The Hippies Who Meant It is fiction, but it reflects much that really happened, and is still happening.
A more conventional introduction
The following kind assessment is by Sylvia McCluskey, editor extraordinary, who plowed her way through the MS, reconciling it to standard literary practice with great skill, despite provocation never once descending to the level of commenting, “That’s the umpteenth time you’ve made that comma mistake, you dimwit!”
The Hippies Who Meant It is a novel that takes readers through the life experiences of a number of young people within the hippie culture of 1960s Nova Scotia, all of whom, after harrowing experiences in their own histories, come together and make a life for themselves. The story is viewed through the eyes of multiple parties as they seek escape, solace, self-discovery, personal growth, and new beginnings as a means of finding their place in life and ultimately making peace with their pasts, all against a backdrop of rampant social change, survival and family issues, injustice and prejudice, the emotional impacts of war, and the burden of self-expectations.

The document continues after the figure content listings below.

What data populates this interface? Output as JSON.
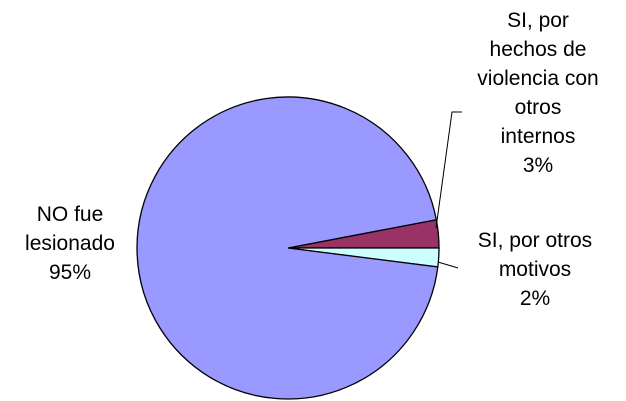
{
  "chart_data": {
    "type": "pie",
    "title": "",
    "slices": [
      {
        "label_lines": [
          "SI, por",
          "hechos de",
          "violencia con",
          "otros",
          "internos"
        ],
        "value": 3,
        "value_label": "3%",
        "color": "#993366"
      },
      {
        "label_lines": [
          "SI, por otros",
          "motivos"
        ],
        "value": 2,
        "value_label": "2%",
        "color": "#ccffff"
      },
      {
        "label_lines": [
          "NO fue",
          "lesionado"
        ],
        "value": 95,
        "value_label": "95%",
        "color": "#9999ff"
      }
    ],
    "legend": "none",
    "border_color": "#000000"
  }
}
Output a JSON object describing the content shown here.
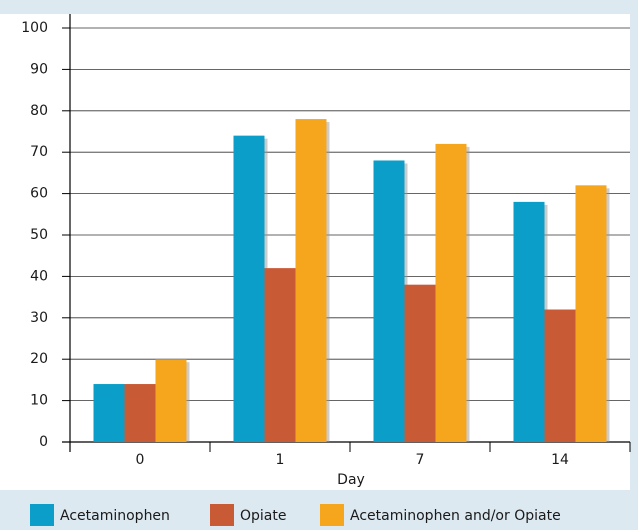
{
  "chart_data": {
    "type": "bar",
    "x_label": "Day",
    "categories": [
      "0",
      "1",
      "7",
      "14"
    ],
    "series": [
      {
        "name": "Acetaminophen",
        "color": "#0a9ec8",
        "values": [
          14,
          74,
          68,
          58
        ]
      },
      {
        "name": "Opiate",
        "color": "#c95a36",
        "values": [
          14,
          42,
          38,
          32
        ]
      },
      {
        "name": "Acetaminophen and/or Opiate",
        "color": "#f6a61d",
        "values": [
          20,
          78,
          72,
          62
        ]
      }
    ],
    "ylim": [
      0,
      100
    ],
    "yticks": [
      0,
      10,
      20,
      30,
      40,
      50,
      60,
      70,
      80,
      90,
      100
    ],
    "grid": true,
    "legend": "bottom"
  }
}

We watch the impressions and insights of the main characters as they evolve, heal, and navigate the joys and challenges of their experiences, which in many ways reflect the reality of all our lives—love, death, fear, friendship, betrayal, despair—making the story very relatable, and I believe it will resonate strongly with the targeted readers. The twists and turns of the main characters’ respective personal journeys are often unexpected and surprising; they weave an intriguing tapestry that keeps the reader turning the pages. One cannot but root for them as they make their way through their often bewildering emotional and physical struggles to ultimately triumph.